Page 196 of Fearless

“Do you like your job?” Tango asked. He had one of those pleasant, soft, almost-bright in a subtle sort of way voices. He was the oil, and Aidan was the vinegar. The salad dressing needed them both, the smooth coating and the abrasive acid.

Carter shrugged. “No one likes jobs, I don’t guess.”

“Really?” Aidan’s dark brows went up. “I love mine, man. I get to play with bikes all day.”

“I’m not a mechanic,” Carter said, shrugging again. He shoved his feet in his shoes, licked frosting off his fingers and bent to do the laces.

“You could learn,” Tango said. “Or not. Dartmoor’s diverse. There’s lots of different things you could get in to.”

Carter froze, head lifting. His pulse pattered in the ends of his fingers, high in the tops of his ears. “Are you guys…offering me a job?”

From the back hallway, Aidan’s father, the indomitable patriarch of the whole club with that gaze that could bend rebar, stepped into the room, arms folded loosely across his chest. “I’m offering you a chance to mop the floor for me for the next couple of months, take out the trash, go on beer runs.”

Carter felt his hopes sink.

“And if you do that worth a shit, then I’m offering you a job…and a chance to prospect.”

The hope took a U-turn, one he’d never expected to mean anything to him.

“I appreciate what you’ve done for my family,” Ghost said, “twice, now. I’m not just offering you a paycheck, kid. If you play your cards right, I’m letting you join that family.”

Aidan almost smiled, seeing the wonder steal over the kid’s face. Carter Michaels, star of Knoxville High, fallen so far he couldn’t even see the old ladder to the top anymore, was listening to Ghost, and he was wondering if he could allow himself to love the idea of prospecting this club.

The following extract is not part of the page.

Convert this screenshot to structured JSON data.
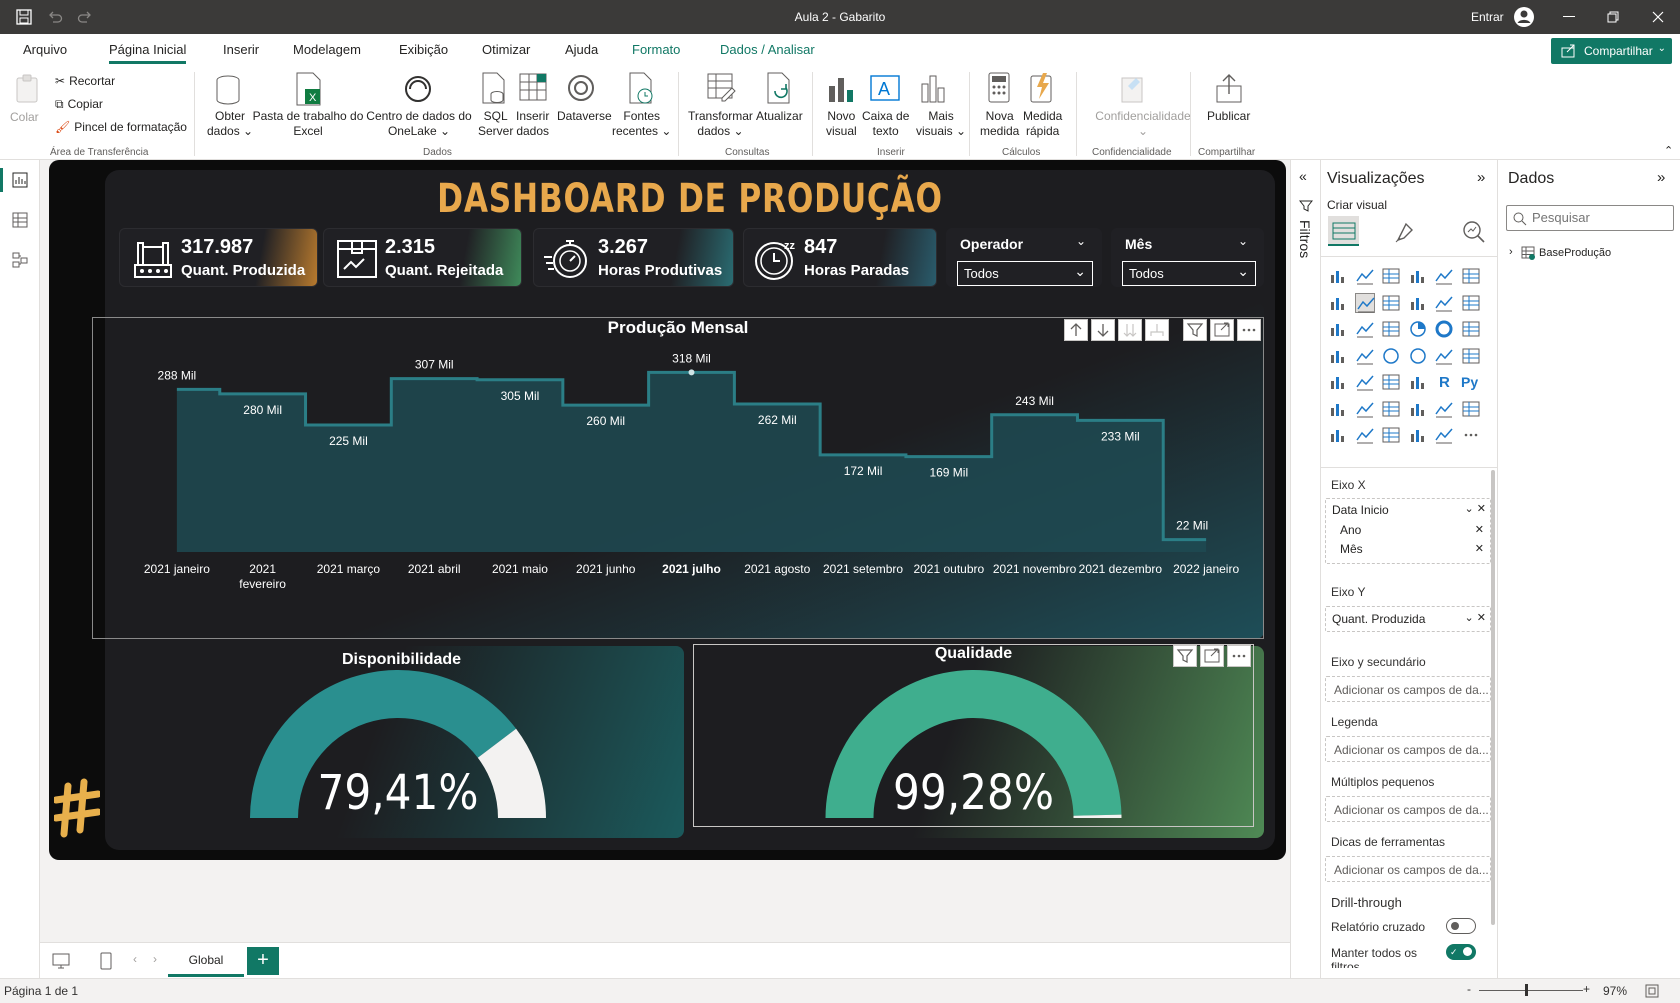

Carter’s blue eyes slid over to land on them at the couch, silently asking if this was legit, or some sort of trick.

“Think about it,” Aidan said, as his phone rang and he fished it from his pocket. “Not like you’ve got anything else to look forward to.”

He pressed the cell to his ear. “Yeah?”

Breathy, quick, frightened voice: “Aidan. It’s Greg.”

Aidan sat up, tension tightening his limbs. He kept his voice low and controlled, though, as he got to his feet. “Greg. Hey, man, what’s up?”

Tango sat up straighter.

Ghost’s eyes came over, sparking with interest.

Carter watched, still wondering.

On the other end of the line, Greg took a deep breath and let it rush back out across the phone. “Can we meet? I’ve got some things I want to tell you.”

Bingo. Fucking jackpot. Intel, hand-delivered, and all of it Aidan’s doing. This was good for the club, sure, but this was a personal win for him, too. This was him proving useful to his brothers. Taking initiative.

He resisted the urge to pump his fist in the air and said, “Somewhere we won’t be bothered. Tango and I’ll see you at the high school in a half hour. The parking lot by the practice fields.” Where no one would expect an MC rendezvous to take place. Neither law enforcement nor the Carpathians would be looking for them there.

“Yeah. Sure.”

When he hung up, Aidan looked at his father and heard the pride ringing in his voice. “Our rat’s feeling chatty.”

Ghost nodded. “Good job.”

High praise coming from the boss man.

Thirty-Eight

“Light layers, I’m thinking,” Maggie said, bringing an armload of t-shirts from the closet to heap alongside the others on Ava’s bed. “It’ll be warm down there, but the bugs will be bad.”

“Right…” Ava said, staring at the small backpack she would take, mind spinning, thoughts refusing to sync up. This was it, she realized, that moment the stopwatch inside her had been ticking toward all along. She was running, fleeing, hiding, flying face-first into a world she could only imagine.